As background, “protected” activities include discussing wages, hours and other terms and conditions of employment with coworkers. “Concerted” activities include: (1) when an individual employee seeks to “initiate or to induce or to prepare for group action”; (2) where an individual employee brings “truly group complaints” to management’s attention; and (3) where employees discuss “shared concerns” among themselves prior to any specific plan to engage in group action.

 

After analyzing the evidence, the NLRB’s Division of Advice recommended dismissal of the employee’s ULP Charge. First, it found the terminated employee’s Facebook comments were “an individual’s gripe” rather than an expression of “shared concerns” over working conditions among employees. Second, it found there was no evidence that the terminated employee’s coworkers viewed her remarks as an assertion of shared concerns regarding employment conditions.
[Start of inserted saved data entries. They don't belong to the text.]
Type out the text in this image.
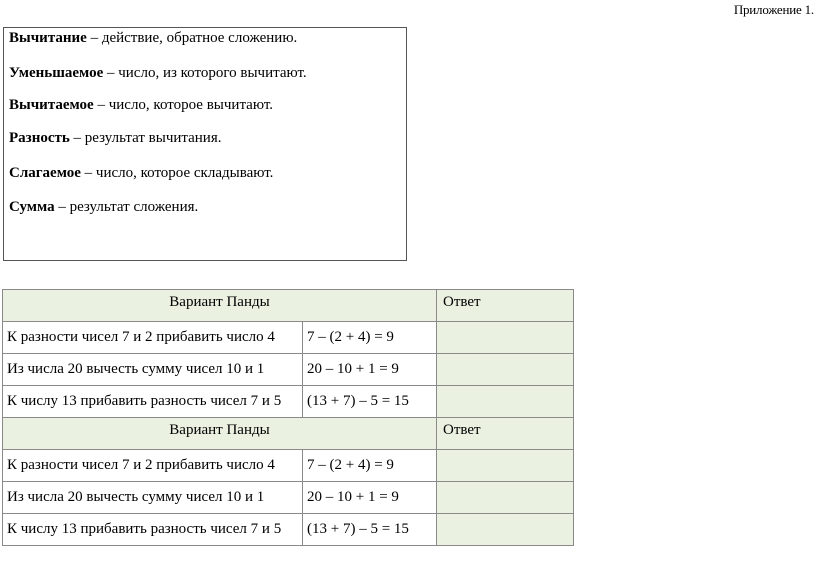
Приложение 1.
Вычитание – действие, обратное сложению.
Уменьшаемое – число, из которого вычитают.
Вычитаемое – число, которое вычитают.
Разность – результат вычитания.
Слагаемое – число, которое складывают.
Сумма – результат сложения.
Вариант Панды		Ответ
К разности чисел 7 и 2 прибавить число 4	7 – (2 + 4) = 9	
Из числа 20 вычесть сумму чисел 10 и 1	20 – 10 + 1 = 9	
К числу 13 прибавить разность чисел 7 и 5	(13 + 7) – 5 = 15	
Вариант Панды		Ответ
К разности чисел 7 и 2 прибавить число 4	7 – (2 + 4) = 9	
Из числа 20 вычесть сумму чисел 10 и 1	20 – 10 + 1 = 9	
К числу 13 прибавить разность чисел 7 и 5	(13 + 7) – 5 = 15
Consequently, the Division of Advice concluded that the employee did not participate in concerted activity, and therefore Skinsmart did not illegally fire her in response to her Facebook comments.

 

Significantly, before recommending dismissal of the ULP Charge, the Division of Advice also considered whether the terminated employee’s comments constituted “inherently concerted” activity that deserved protection under the NLRA.[1] While the Division of Advice ultimately ruled that they were not, its consideration of “inherently concerted” activity suggests that it will continue to interpret “protected concerted activity” as broadly as it can.

 

Under the “inherently concerted” analysis, an employee’s expressions may be considered protected concerted activity if those expressions involve “subjects of such mutual workplace concern” like wages, schedules, and job security, even if there was no contemplation of group action. Because the employee’s posts did not relate to any of those mutual workplace concerns, the Division of Advice concluded, the employee did not engage in “inherently concerted” activity.

 

In light of Skinsmart, before taking any adverse action against an employee for inappropriate social media communications, an employer should scrutinize the employee’s comments to determine whether they constitute an individual gripe or protected concerted activity. Because the NLRB has targeted “Facebook firings” as infringing on employees’ right to engage in protected concerted activity, we recommend that employers undertake this analysis with the benefit of counsel to minimize their exposure to a ULP Charge or other legal action.



[1] The term, “inherently concerted,” arose out of an earlier NLRB decision in 2012. See Hoodview Vending Co., 359 N.L.R.B. No. 36 (2012).